I have been guilty, but I’m changing. I say to Yiannis: ‘Do you remember when it was August and we were counting days until winter? Doesn’t it feel like yesterday?’ But it’s November, and we are finally allowed to burn things, and those endless days of summer are cast into the flames, along with weeds and gnarly branches and rotten bits of wood and mouldy mattresses and any old junk that’s been taking up space in our fields and our homes and our minds. I feed the fire and watch it grow and rage, roaring and crackling and spitting out sparkles in all directions; I take a step back every time and watch it, before picking up the next branch, the next armful of weeds. Yiannis tells me off when I stand too close, but then he often stops and joins me in staring. There is a primitive joy in this that I’ve never experienced before; there is a peace that you wouldn’t ascribe to the violence of fire, these relentless, all-consuming flames.
     ‘It’s cathartic,’ I say, and at first he shrugs, a question, because he’s done this a thousand times before, and I am speaking from a City Girl perspective, fascinated by the things he takes for granted. But then he nods.
     ‘Cleansing,’ he adds, and we both lose ourselves in the flames for a while, and imagine how neat this field will look when we’re finished, how much space there will be for everything that’s new.

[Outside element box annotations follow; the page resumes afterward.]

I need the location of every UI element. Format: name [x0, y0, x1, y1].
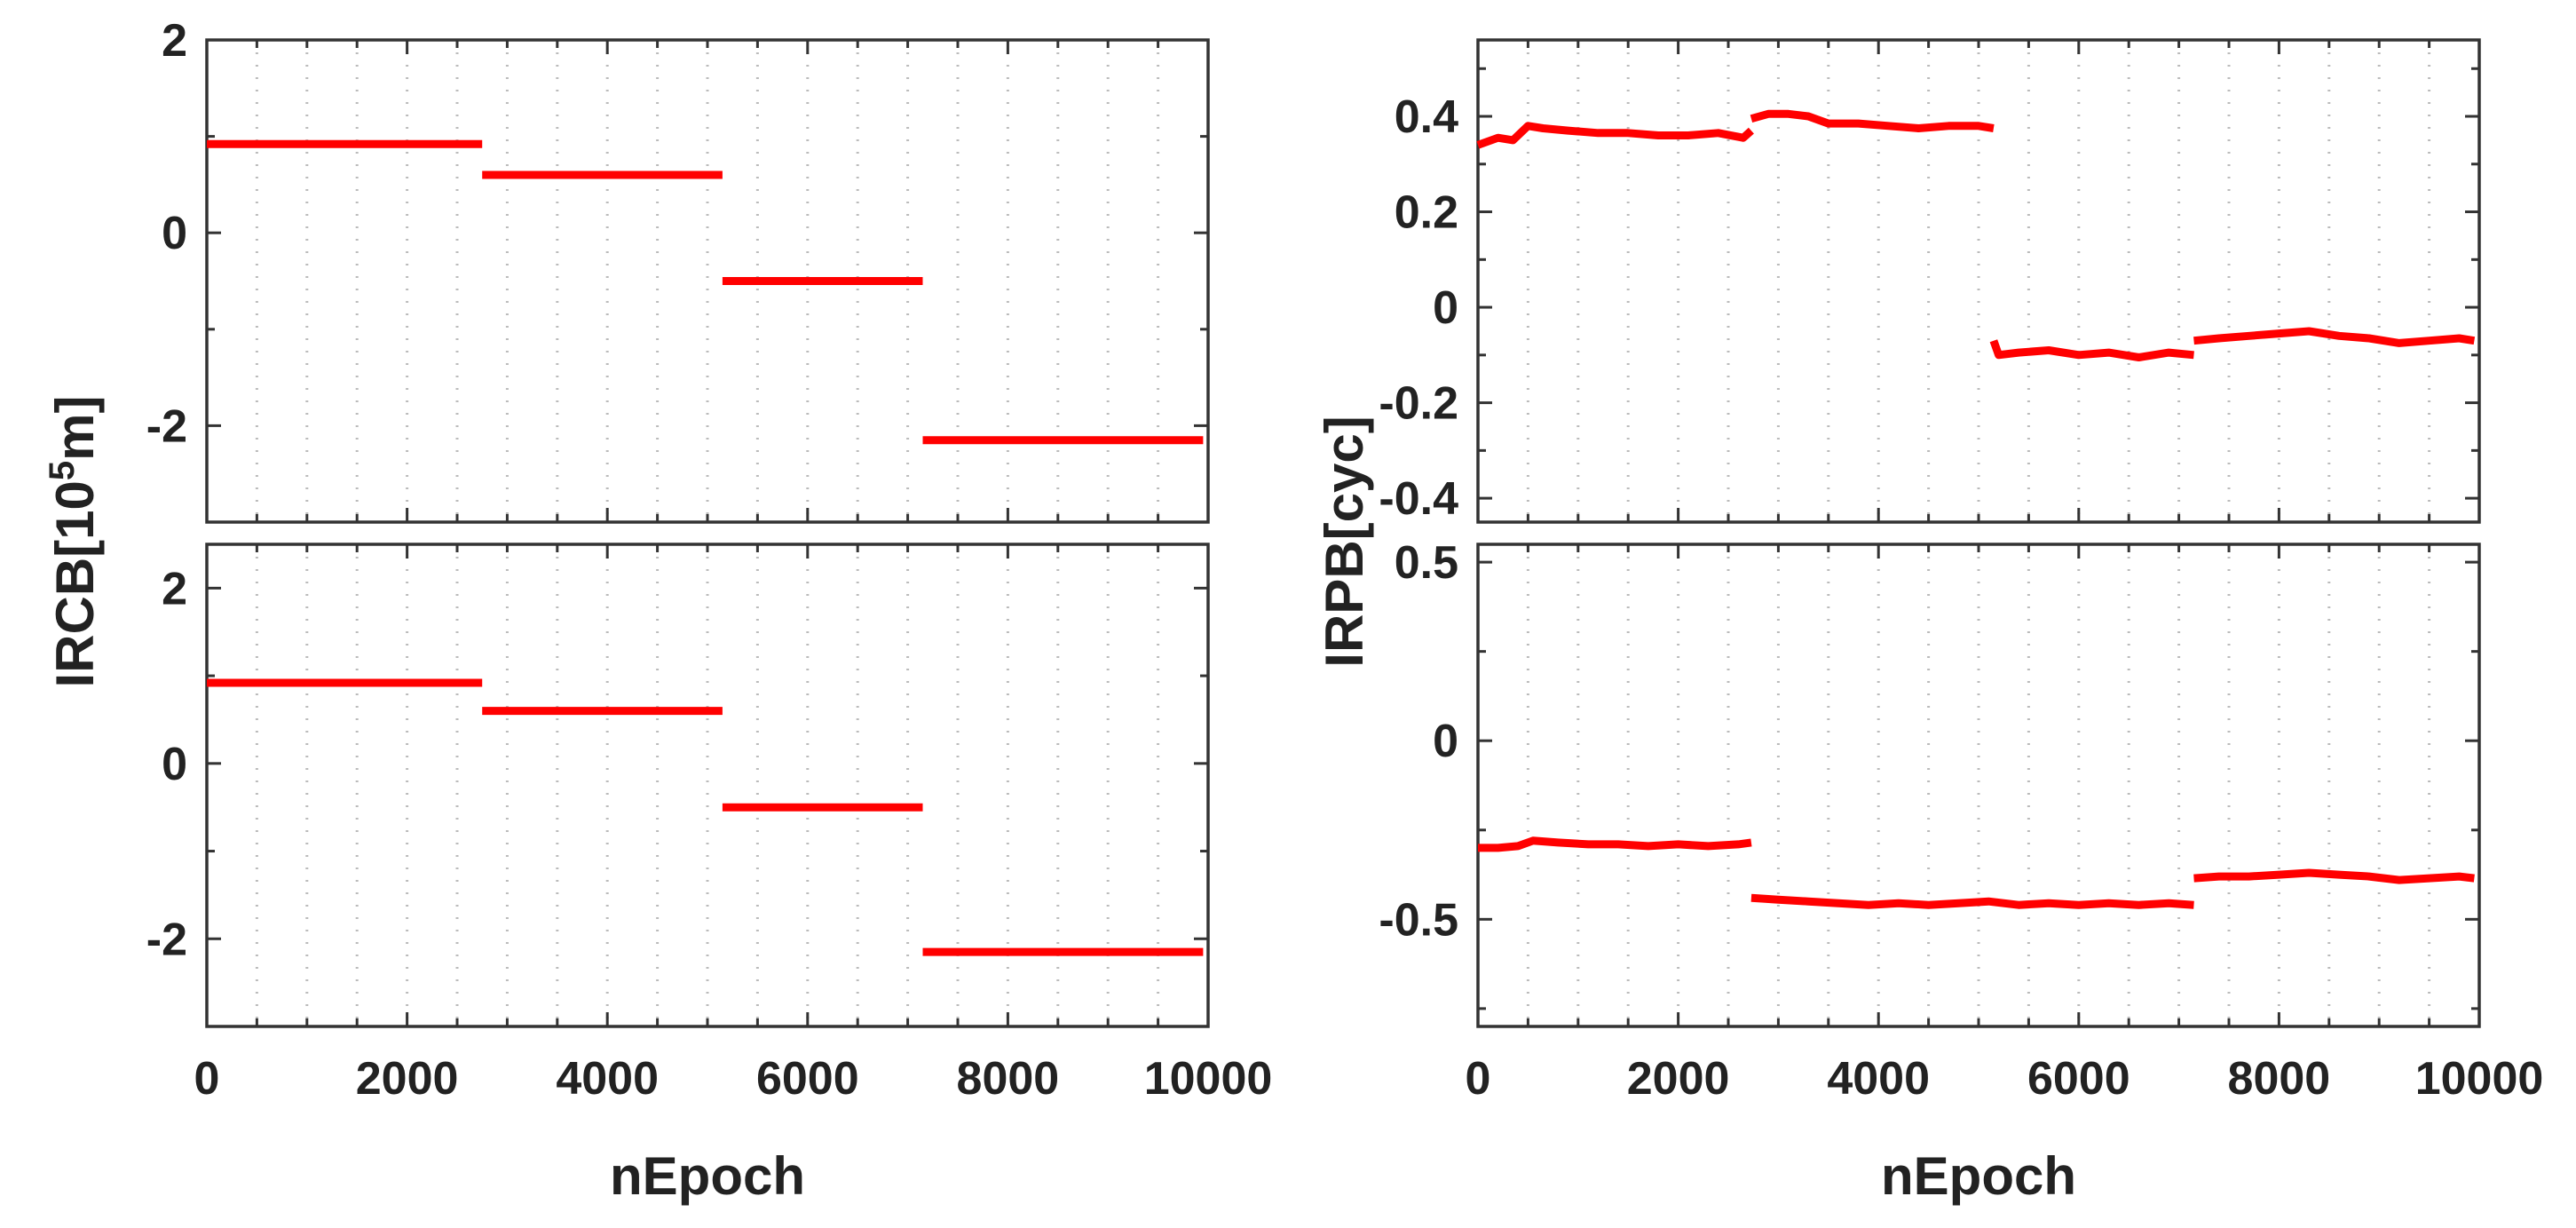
- axes-frame: [1476, 543, 2481, 1028]
- axes-frame: [1476, 38, 2481, 524]
- right-y-axis-label: IRPB[cyc]: [1315, 416, 1374, 667]
- y-tick-label: 2: [162, 563, 187, 614]
- y-tick-label: 0: [162, 208, 187, 259]
- x-tick-label: 10000: [1144, 1053, 1273, 1105]
- y-tick-label: -0.2: [1379, 378, 1458, 430]
- panel-irpb_top: -0.4 -0.2 0 0.2 0.4: [1379, 38, 2481, 525]
- y-tick-label: 0.4: [1395, 91, 1458, 143]
- y-tick-label: -2: [146, 400, 187, 452]
- x-tick-label: 10000: [2415, 1053, 2544, 1105]
- left-x-axis-label: nEpoch: [610, 1146, 805, 1206]
- y-tick-label: 0: [1433, 282, 1458, 334]
- x-tick-label: 0: [194, 1053, 220, 1105]
- y-tick-label: 0: [1433, 716, 1458, 767]
- y-tick-label: -0.4: [1379, 473, 1458, 525]
- x-tick-label: 0: [1466, 1053, 1491, 1105]
- x-tick-label: 8000: [957, 1053, 1060, 1105]
- panel-ircb_bottom: -2 0 2 0 2000 4000 6000 8000 10000: [146, 543, 1273, 1105]
- series-line-seg4: [2193, 327, 2476, 347]
- right-x-axis-label: nEpoch: [1881, 1146, 2076, 1206]
- axes-frame: [205, 38, 1210, 524]
- series-line-seg1: [1476, 122, 1754, 149]
- left-y-axis-label: IRCB[105m]: [43, 396, 105, 688]
- x-tick-label: 8000: [2228, 1053, 2331, 1105]
- x-tick-label: 4000: [1827, 1053, 1930, 1105]
- y-tick-label: 0.2: [1395, 187, 1458, 239]
- panel-irpb_bottom: -0.5 0 0.5 0 2000 4000 6000 8000 10000: [1379, 537, 2543, 1105]
- x-tick-label: 6000: [756, 1053, 859, 1105]
- y-tick-label: 0: [162, 739, 187, 790]
- panels: -2 0 2 -2 0 2 0 2000 4000 6000 8000 10000 -0.4 -0.2 0 0…: [146, 15, 2544, 1105]
- y-tick-label: 0.5: [1395, 537, 1458, 589]
- x-tick-label: 6000: [2027, 1053, 2130, 1105]
- series-line-seg1: [1478, 836, 1752, 852]
- x-tick-label: 4000: [556, 1053, 659, 1105]
- y-tick-label: -0.5: [1379, 894, 1458, 946]
- series-line-seg2: [1750, 893, 2194, 909]
- y-tick-label: -2: [146, 914, 187, 965]
- x-tick-label: 2000: [1627, 1053, 1730, 1105]
- series-line-seg2: [1750, 109, 1995, 132]
- series-line-seg3: [1989, 339, 2194, 361]
- axes-frame: [205, 543, 1210, 1028]
- x-tick-label: 2000: [356, 1053, 459, 1105]
- series-line-seg3: [2193, 868, 2475, 884]
- panel-ircb_top: -2 0 2: [146, 15, 1210, 524]
- y-tick-label: 2: [162, 15, 187, 67]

     I don’t mention the gods, how this is our offering to them, our sacrifice, perhaps, to redeem ourselves for having stolen fire from them all those years ago, as Greek mythology has it. Our way to acknowledge that, despite our technologies and our progress, the new gods we’ve created to make sense of our lives, it is still the old gods that rule. A practical ritual made all the more meaningful for being practical as well as symbolic. Not like the useless fireworks in the sky, not like when we cross ourselves, unconsciously, in response to another hallelujah. There is more divinity in this smoke that stings our eyes when the wind changes direction than the sweet-smelling incense of our priests; there is more communion here, as we work side by side, wordlessly, than in the hallowed structures we’ve built to contain our faith. Fires burn all over the island, and we call to each other through the smoke; we will all go home with ash in our hair and soot on our clothes and in that, today, we are united.

There is no such promise as tomorrow, but it comes; most of the time, it comes. And you notice it, here, how that promise is renewed with every dawn, how our toil, our faith is redeemed with every heart-breaking sunset. And in between, not hours ticking on the clock, but hours of light and hours of dark, and what you do with them, with all that space for living. For sowing and for reaping. For remembering what matters, and why. For changing, with time. Because all of a sudden it will be years from now and today will feel like yesterday, but it’ll be a lifetime ago, and you’ll have had your last tomorrow.